0leh : AS Saeful Husna untuk teraspanturanews com Indonesia
Prabu Niwatakawaca dianugerahi kesaktian dan dia tidak akan mati di tangan Dewa dan Raksasa. ‘Mind’, ego yang serakah tidak dapat ditundukkan dengan kelembutan hati nurani dan tidak takut dengan ancaman dari ego individu lainnya. Yang dapat mengalahkannya hanya Arjuna yang suka bertapa dan mempunyai senjata pengendali kehewanan diri yang sakti. Hanya pengendalian diri, kesabaran dan pemahaman tentang sifat kehewanan diri yang dapat mengalahkan ‘mind’, ego yang serakah dan penuh kecongkakan. Sang Niwatakawaca adalah makhluk ‘pashu’, hewan yang ‘pasha’, terikat oleh maya, ilusi dunia. Dalam keangkaramurkaannya ia ingin menghancurkan kahyangan, menundukan Bhatara Indra, Kuasa Kebenaran dan merebut Dewi Suprabha, cahaya ilahi. Rajas, keangkaramurkaan napsu dan tamas, kegelapan batin yang menyelimuti jiwanya selalu gagal dalam memperoleh Suprabha, cahaya ilahi.
Bagaimanapun saktinya, Prabu Niwatakawaca tidak tahan terhadap bujuk rayu Dewi Suprabha, sehingga terpancinglah keluar rahasia kelemahan dirinya yang terdapat di ujung lidahnya. Bagaimana pun cahaya ilahi tetap berusaha untuk mencari kelemahan ‘mind’, ego yang serakah. Dan akhirnya ketahuan juga bahwa kelemahan Raksasa ‘Mind’ Niwatakawaca adalah di ujung lidahnya.
Rasa makanan sudah terbentuk di lidah. Lidah yang hanya selalu makan yang enak saja, akan sulit menerima rasa makanan yang kurang enak. Keterikatan paling nyata bagi manusia dewasa adalah selera makanan. Orang dewasa yang terbiasa makan nasi gudeg yang manis akan sulit menerima masakan India yang penuh rempah-rempah. Lain halnya dengan anak kecil yang keterikatannya terhadap pola tertentu belum addiktif. Kenikmatan berbicara memutar lidah, yang ditandai dengan respeknya orang terhadap pembicaraan kita membuat kita addiktif, kecanduan. Untuk menarik orang tak jarang kita mulai menambah-nambah bumbu terhadap fakta, yang tanpa kita sadari menjadi kebiasaan bahkan karakter kita. Kesadaran tentang keterikatan lidah, bisa berkembang menjadi keterikatan duniawi lainnya.
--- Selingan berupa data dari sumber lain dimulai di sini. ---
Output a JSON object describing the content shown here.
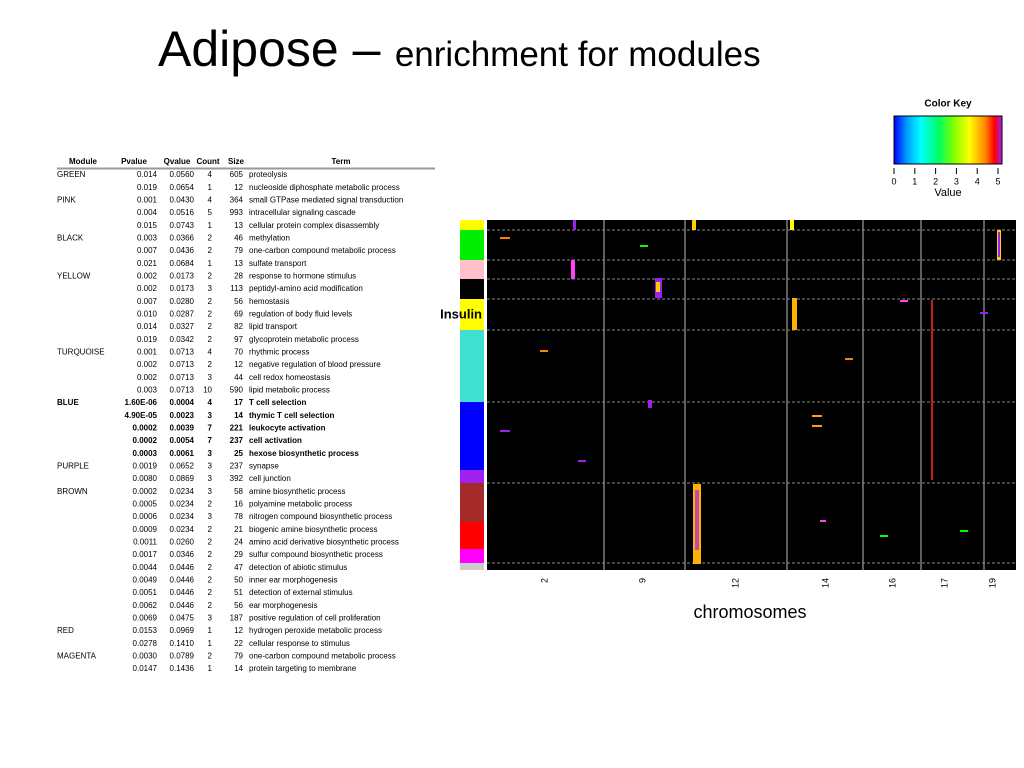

Dengan bantuan Dewi Suprabha, maka Arjuna dapat mengetahui kelemahan Prabu Niwatakawaca yaitu dilidahnya. Dalam perang tanding, Arjuna sengaja jatuh berguling-guling yang membuat Prabu Niwatakawaca tertawa terbahak-bahak. Pada waktu kegirangan tersebut, lidahnya nampak dan segera dieksekusi dengan anak panah oleh Arjuna.
Selanjutnya, Arjuna kembali ke kahyangan untuk merayakan kemenangannya melawan Prabu Niwatakawaca. Arjuna menerima karunia untuk melaksanakan wiwaha, pernikahan dengan ketujuh bidadari termasuk Dewi Suprabha. Setelah berada di kahyangan selama tujuh purnama, kembalilah Arjuna ke alam Marcapada untuk berkumpul dengan saudara-saudaranya dengan rasa penuh percaya diri untuk menghadapi resiko perang bharatayuda di kemudian hari.
Itibar dan pelajaran apa yang bisa kita dapat dari kisah ini ….??
Gonjang- ganjing negeri ini seolah berasa sedang perang dunia Baratayudha antara saudara sekandung setanah & seair, yang seharusnya hidup damai saling memuliakan, namun apa yang terjadi hari ini, ada tokoh pendidikan nasional dikriminalisasi, ada ulama ikhlas berjuang membangun dan mendidik anak bangsanya diperskusi, sementara koruptor manis muka tetapi bersifat seperti babi hutan yang merajalela penuh nafsu kejahatan, para petinggi negeri yang sorak-sorai lupa dengan kaum papa yang menjerit tercekik sistem kehidupan, para pencari keadilan yang ditindas oleh mapia begundal atas pesanan para bintang.
Ketahuilah wahai saudaraku, Panah pasopati akan kembali kepada siapapun penebar ketidak-adilan,, disadari atau tidak, pelan namun pasti ini akan berlaku.